As lições de episódios de gestão implacável e demissões em massa


O estilo “ranquear e cortar” praticado na longínqua década de 1980 pelo ex-CEO da General Electric, o executivo Jack Welch, morto em 2020, aos 84 anos, foi parte da cartilha de líderes tidos como eficientes, ao longo de muitos anos.

A pretexto de fortalecer uma cultura baseada em competitividade, classificar os funcionários por desempenho e cortar anualmente os últimos 10% do ranking foi uma prática que justificou a demissão de quase 120 mil funcionários da GE entre 1980 e 1985 e associou o lendário executivo a grandes reestruturações e demissões em massa. Ganhou por isso o apelido de Neutron Jack, em alusão aos efeitos estrondosos dos desligamentos em grande escala, comparáveis à ultima geração das bombas atômicas.

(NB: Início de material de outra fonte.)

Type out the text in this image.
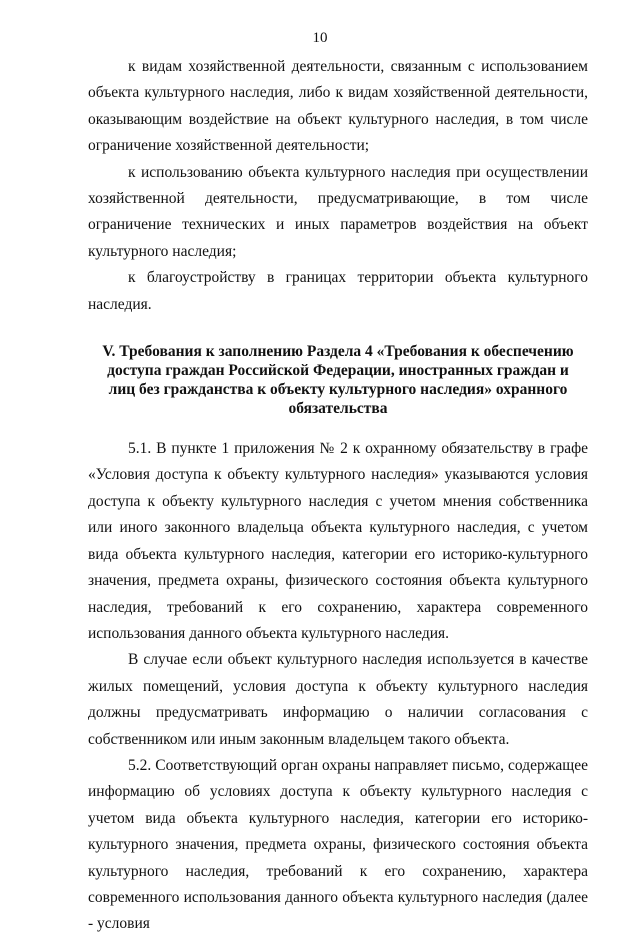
10

к видам хозяйственной деятельности, связанным с использованием объекта культурного наследия, либо к видам хозяйственной деятельности, оказывающим воздействие на объект культурного наследия, в том числе ограничение хозяйственной деятельности;

к использованию объекта культурного наследия при осуществлении хозяйственной деятельности, предусматривающие, в том числе ограничение технических и иных параметров воздействия на объект культурного наследия;

к благоустройству в границах территории объекта культурного наследия.

V. Требования к заполнению Раздела 4 «Требования к обеспечению доступа граждан Российской Федерации, иностранных граждан и лиц без гражданства к объекту культурного наследия» охранного обязательства

5.1. В пункте 1 приложения № 2 к охранному обязательству в графе «Условия доступа к объекту культурного наследия» указываются условия доступа к объекту культурного наследия с учетом мнения собственника или иного законного владельца объекта культурного наследия, с учетом вида объекта культурного наследия, категории его историко-культурного значения, предмета охраны, физического состояния объекта культурного наследия, требований к его сохранению, характера современного использования данного объекта культурного наследия.

В случае если объект культурного наследия используется в качестве жилых помещений, условия доступа к объекту культурного наследия должны предусматривать информацию о наличии согласования с собственником или иным законным владельцем такого объекта.

5.2. Соответствующий орган охраны направляет письмо, содержащее информацию об условиях доступа к объекту культурного наследия с учетом вида объекта культурного наследия, категории его историко-культурного значения, предмета охраны, физического состояния объекта культурного наследия, требований к его сохранению, характера современного использования данного объекта культурного наследия (далее - условия
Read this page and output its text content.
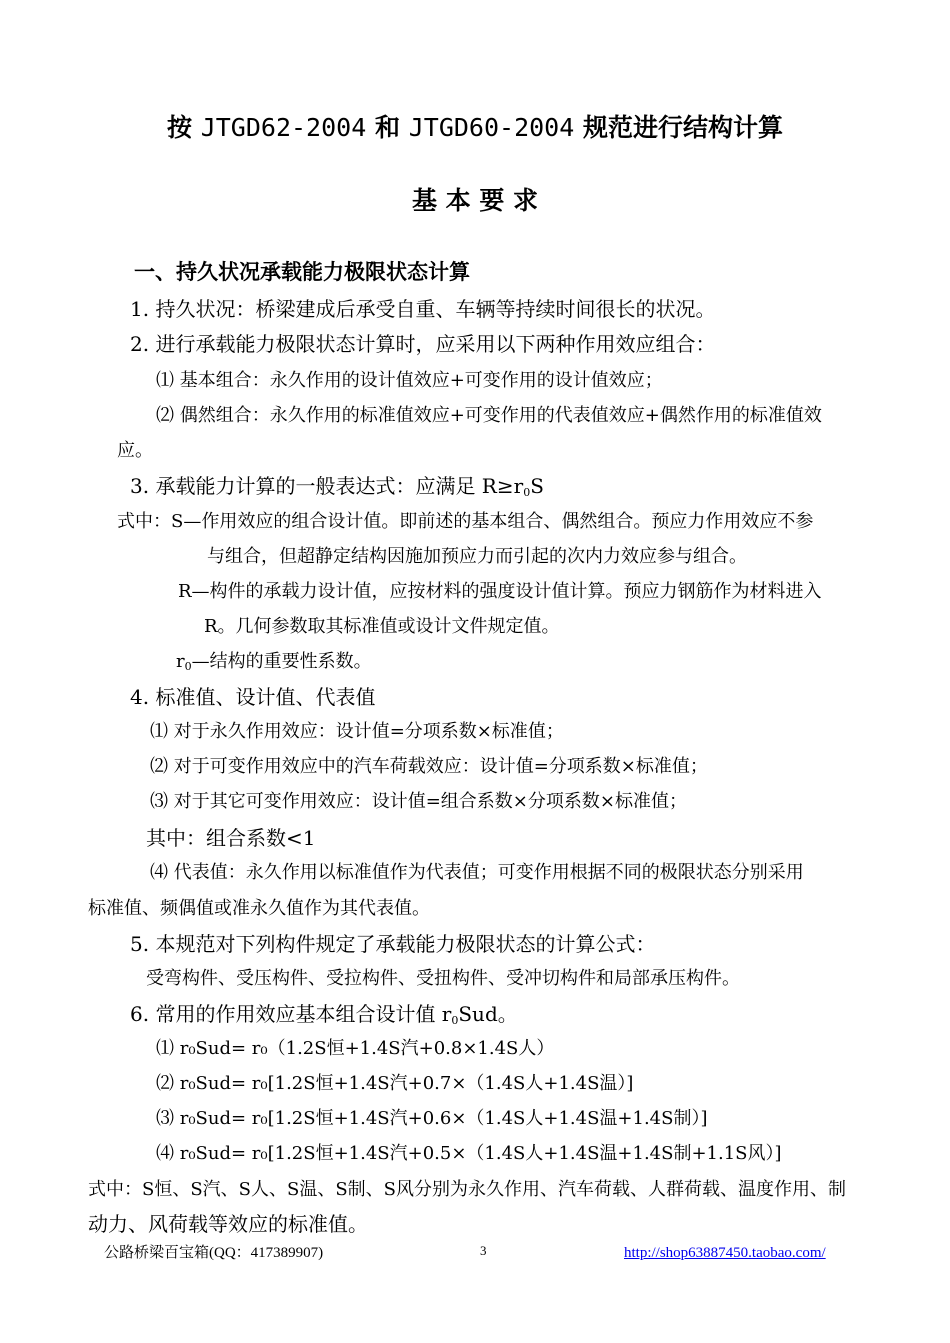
按 JTGD62-2004 和 JTGD60-2004 规范进行结构计算
基 本 要 求
一、持久状况承载能力极限状态计算
1. 持久状况：桥梁建成后承受自重、车辆等持续时间很长的状况。
2. 进行承载能力极限状态计算时，应采用以下两种作用效应组合：
⑴ 基本组合：永久作用的设计值效应+可变作用的设计值效应；
⑵ 偶然组合：永久作用的标准值效应+可变作用的代表值效应+偶然作用的标准值效
应。
3. 承载能力计算的一般表达式：应满足 $R\ge r_0S$
式中：S—作用效应的组合设计值。即前述的基本组合、偶然组合。预应力作用效应不参
与组合，但超静定结构因施加预应力而引起的次内力效应参与组合。
R—构件的承载力设计值，应按材料的强度设计值计算。预应力钢筋作为材料进入
R。几何参数取其标准值或设计文件规定值。
$r_0—$结构的重要性系数。
4. 标准值、设计值、代表值
⑴ 对于永久作用效应：设计值=分项系数×标准值；
⑵ 对于可变作用效应中的汽车荷载效应：设计值=分项系数×标准值；
⑶ 对于其它可变作用效应：设计值=组合系数×分项系数×标准值；
其中：组合系数<1
⑷ 代表值：永久作用以标准值作为代表值；可变作用根据不同的极限状态分别采用
标准值、频偶值或准永久值作为其代表值。
5. 本规范对下列构件规定了承载能力极限状态的计算公式：
受弯构件、受压构件、受拉构件、受扭构件、受冲切构件和局部承压构件。
6. 常用的作用效应基本组合设计值 $r_0Sud$。
⑴ r₀Sud= r₀（1.2S恒+1.4S汽+0.8×1.4S人）
⑵ r₀Sud= r₀[1.2S恒+1.4S汽+0.7×（1.4S人+1.4S温）]
⑶ r₀Sud= r₀[1.2S恒+1.4S汽+0.6×（1.4S人+1.4S温+1.4S制）]
⑷ r₀Sud= r₀[1.2S恒+1.4S汽+0.5×（1.4S人+1.4S温+1.4S制+1.1S风）]
式中：S恒、S汽、S人、S温、S制、S风分别为永久作用、汽车荷载、人群荷载、温度作用、制
动力、风荷载等效应的标准值。
公路桥梁百宝箱(QQ：417389907)	3	http://shop63887450.taobao.com/
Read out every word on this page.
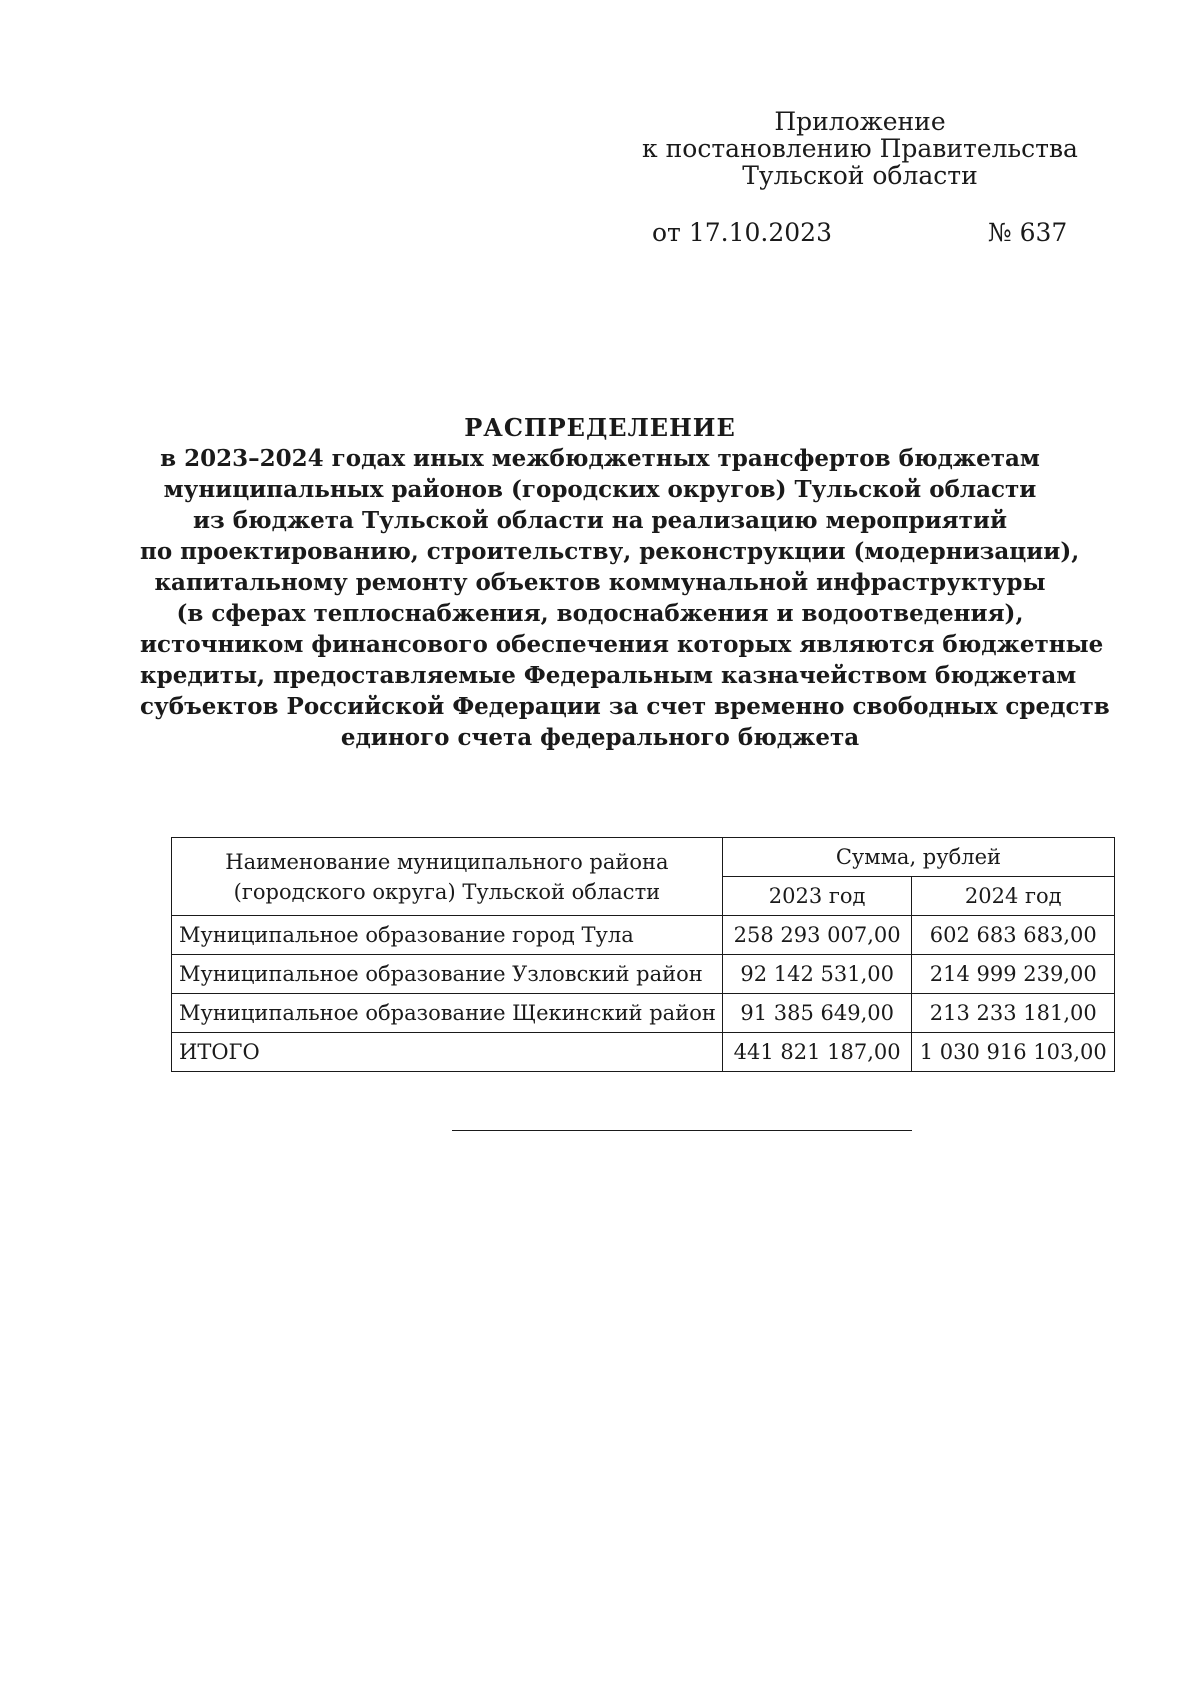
Приложение
к постановлению Правительства
Тульской области
от 17.10.2023	№ 637
РАСПРЕДЕЛЕНИЕ
в 2023–2024 годах иных межбюджетных трансфертов бюджетам
муниципальных районов (городских округов) Тульской области
из бюджета Тульской области на реализацию мероприятий
по проектированию, строительству, реконструкции (модернизации),
капитальному ремонту объектов коммунальной инфраструктуры
(в сферах теплоснабжения, водоснабжения и водоотведения),
источником финансового обеспечения которых являются бюджетные
кредиты, предоставляемые Федеральным казначейством бюджетам
субъектов Российской Федерации за счет временно свободных средств
единого счета федерального бюджета
Наименование муниципального района
(городского округа) Тульской области	Сумма, рублей	
	2023 год	2024 год
Муниципальное образование город Тула	258 293 007,00	602 683 683,00
Муниципальное образование Узловский район	92 142 531,00	214 999 239,00
Муниципальное образование Щекинский район	91 385 649,00	213 233 181,00
ИТОГО	441 821 187,00	1 030 916 103,00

É compreensível a necessidade de reduzir custos e avaliar entregas. Demitir faz parte dos movimentos de negócios. O ponto é o “como” fazer isso. O impacto de uma demissão é grande e ultrapassa os limites da própria empresa. Além do profissional demitido, familiares, colegas de trabalho que ficam na empresa, o líder responsável pela demissão e o ecossistema em que o negócio está inserido são afetados direta ou indiretamente pelo desligamento.

Em uma demissão em massa, podemos dizer que a sociedade sente os efeitos. Com a ascensão da agenda ESG nas organizações, a responsabilidade social – destacada pelo S da sigla – tem sido objeto de maior atenção por parte do mercado.

Os líderes contemporâneos sabem que não devem descuidar da eficiência e a competitividade continua sendo crucial à sobrevivência do negócio.  No entanto, técnicas gerenciais implacáveis tem se mostrado cada vez mais ineficientes. No século 21, ambientes com segurança psicológica, atenção à carreira dos profissionais, da entrada à saída das organizações, são as tendências atuais de liderança.

Nesse contexto, pegam muito mal as atuações como a de Elon Musk, nos recentes e lamentáveis episódios de demissão em massa e ultimato aos funcionários bem ao ditatorial estilo “Twitter ame-o ou deixe-o”.

A debandada geral após ele exigir por e-mail o comprometimento dos funcionários com uma “cultura de trabalho hardcore” teria surpreendido Musk, e fechar os escritórios às pressas por alguns dias até organizar o organograma.  Após o papelão, foi preciso convencer talentos, sobretudo do time de engenharia de software, a ficar, segundo noticiou a imprensa.

Os desligamentos em massa feitos logo após a troca de gestão do Twitter negligenciaram indivíduos, desprestigiando a contribuição profissional dessas pessoas para a organização, cortando acessos à rede interna de forma súbita.

Além de comunicações padronizadas, não houve espaço para escuta. Sem esse espaço dentro do processo de saída, muitos profissionais fizeram reviews públicos sobre a péssima experiência que estavam atravessando no fim de sua jornada na rede social de microblogs.

Ouvir o que o profissional tem a dizer é uma relevante etapa de uma demissão responsável. Profissionais que se sentem desprestigiados, desvalorizados, se tornam detratores da marca. Os estragos na reputação do Twitter como marca empregadora foram visíveis e afetaram os negócios da empresa, com fuga de usuários para uma rede social similar.

As ações polêmicas de Musk aliadas a rumores sobre o fim do Twitter, fizeram com que a indiana Koo viralizasse no Brasil, com ganho exponencial de usuários. O seu aplicativo atingiu a marca de mais baixado do País, em 18 de novembro.

Pensar em offboarding é estratégico para qualquer empresa no novo mundo do trabalho e deve ser uma prioridade da área de recursos humanos. Eventos como os relatados no Twitter reforçam essa premissa.

As organizações não devem ser reféns dos humores de líderes arcaicos. Estruturar uma política de saída com clareza e transparência fortalece a reputação da marca empregadora e evita um dos mais complexos desafios do nosso tempo: a fuga de talentos.